Вот и отчет, подготовленный Третьим отделением за 1830 год, отводил пансиону особое и почетное место: «Среди молодых людей, воспитанных за границей или иноземцами в России, а также воспитанников лицея и пансиона при Московском университете, и среди некоторых безбородых лихоимцев, и других праздных субъектов, мы встречаем многих пропитанных либеральными идеями, мечтающих о революциях и верящих в возможность конституционного правления в России. Среди этих молодых людей, связанных узами дружбы, родства и общих чувств, образовались три партии, одна в Москве и две в Петербурге. Их цель – распространение либеральных идей; они стремятся овладеть общественным мнением и вступить в связь с военной молодежью. Кумиром этой партии является Пушкин, революционные стихи которого… «Ода. Вольность»… переписываются и раздаются направо и налево». К тем, кто переписывал, относился и пансионер с 1828 года Михаил Лермонтов…
Но это еще полбеды, если бы пансион вкупе с университетом не дал России столько декабристов! В его стенах учились Н.М. Муравьев, И.Д. Якушкин, П.Г. Каховский, В.Д. Вольховский, Н.И. Тургенев, А.И. Якубович. «Московский университетский пансион… приготовлял юношей, которые развивали новые понятия, высокие идеи о своем отечестве, понимали свое унижение, угнетение народное.
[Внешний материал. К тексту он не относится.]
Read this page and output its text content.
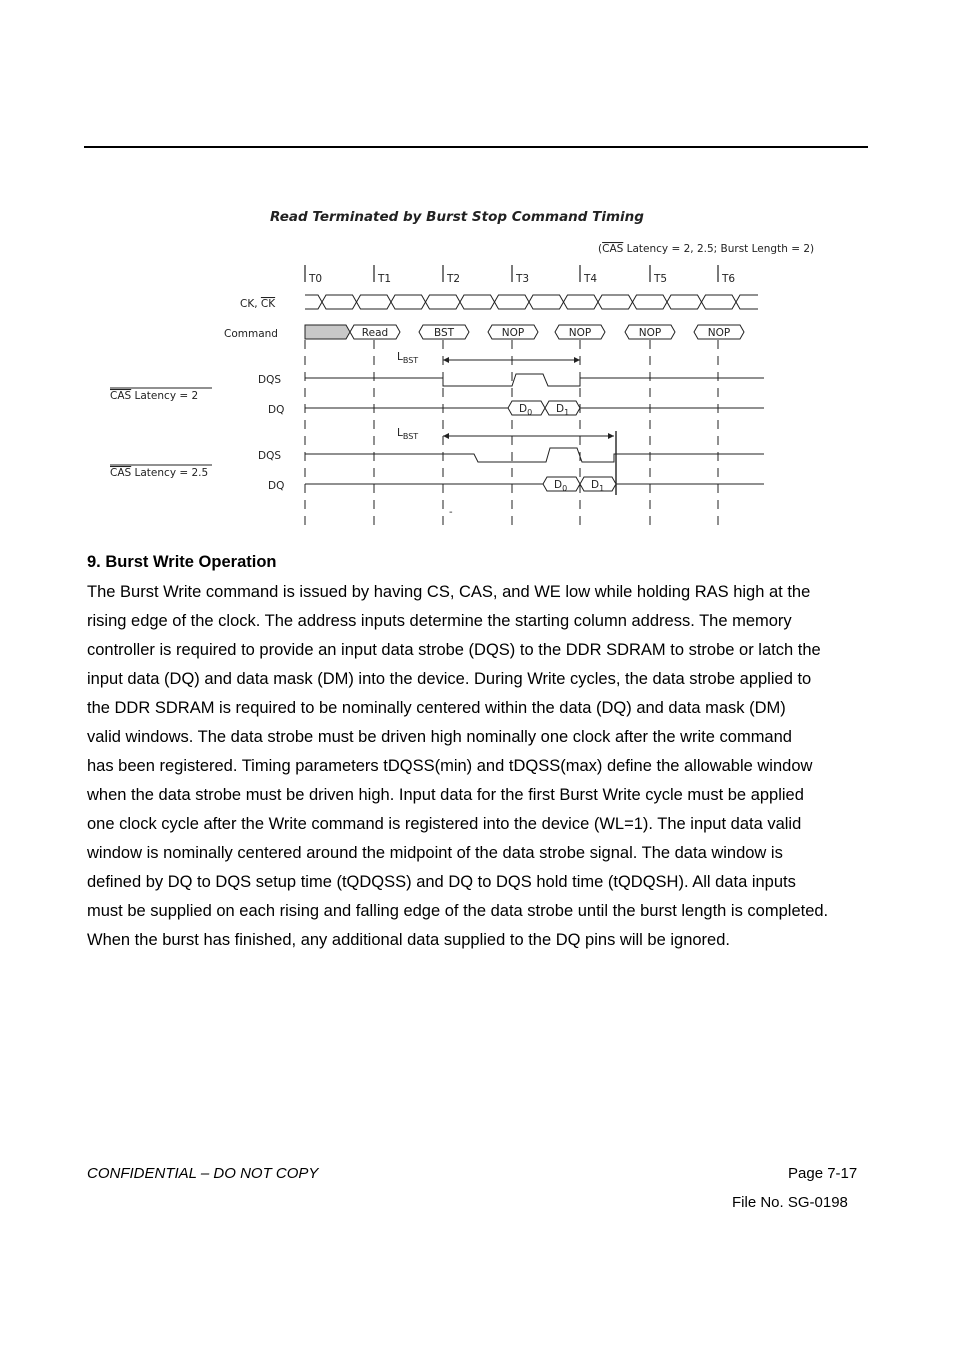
Read Terminated by Burst Stop Command Timing
(CAS Latency = 2, 2.5; Burst Length = 2)
T0	T1	T2	T3	T4	T5	T6
CK, CK
Command	Read	BST	NOP	NOP	NOP	NOP
$L_{BST}$
CAS Latency = 2
DQS
DQ	$D_0$ $D_1$
$L_{BST}$
CAS Latency = 2.5
DQS
DQ	$D_0$ $D_1$
-
9. Burst Write Operation
The Burst Write command is issued by having CS, CAS, and WE low while holding RAS high at the
rising edge of the clock. The address inputs determine the starting column address. The memory
controller is required to provide an input data strobe (DQS) to the DDR SDRAM to strobe or latch the
input data (DQ) and data mask (DM) into the device. During Write cycles, the data strobe applied to
the DDR SDRAM is required to be nominally centered within the data (DQ) and data mask (DM)
valid windows. The data strobe must be driven high nominally one clock after the write command
has been registered. Timing parameters tDQSS(min) and tDQSS(max) define the allowable window
when the data strobe must be driven high. Input data for the first Burst Write cycle must be applied
one clock cycle after the Write command is registered into the device (WL=1). The input data valid
window is nominally centered around the midpoint of the data strobe signal. The data window is
defined by DQ to DQS setup time (tQDQSS) and DQ to DQS hold time (tQDQSH). All data inputs
must be supplied on each rising and falling edge of the data strobe until the burst length is completed.
When the burst has finished, any additional data supplied to the DQ pins will be ignored.
CONFIDENTIAL – DO NOT COPY	Page 7-17
File No. SG-0198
Гвардия наполнена была офицерами из этого заведения», – писал декабрист В.Ф. Раевский[71].
Неудивительно, что наконец-то «дошло до сведения государя императора, что между воспитанниками Московского университета, а наипаче принадлежащего к оному Благородного пансиона, господствует неприличный образ мыслей»[72].
Процитированные слова содержатся в специальном предписании начальника главного штаба Дибича флигель-адъютанту Строгонову от 17 апреля 1826 года. Строгонов должен был, в частности, выяснить, до какой степени неприличным является образ мыслей учеников пансиона:
«1) Не кроется ли чего вредного для существующего порядка вещей и противного правилам гражданина и подданного в системе учебного преподавания наук?
2) Каково нравственное образование юных питомцев и доказывает ли оно благонамеренность самих наставников, ибо молодые люди обыкновенно руководствуются внушаемыми от надзирателей своих правилами.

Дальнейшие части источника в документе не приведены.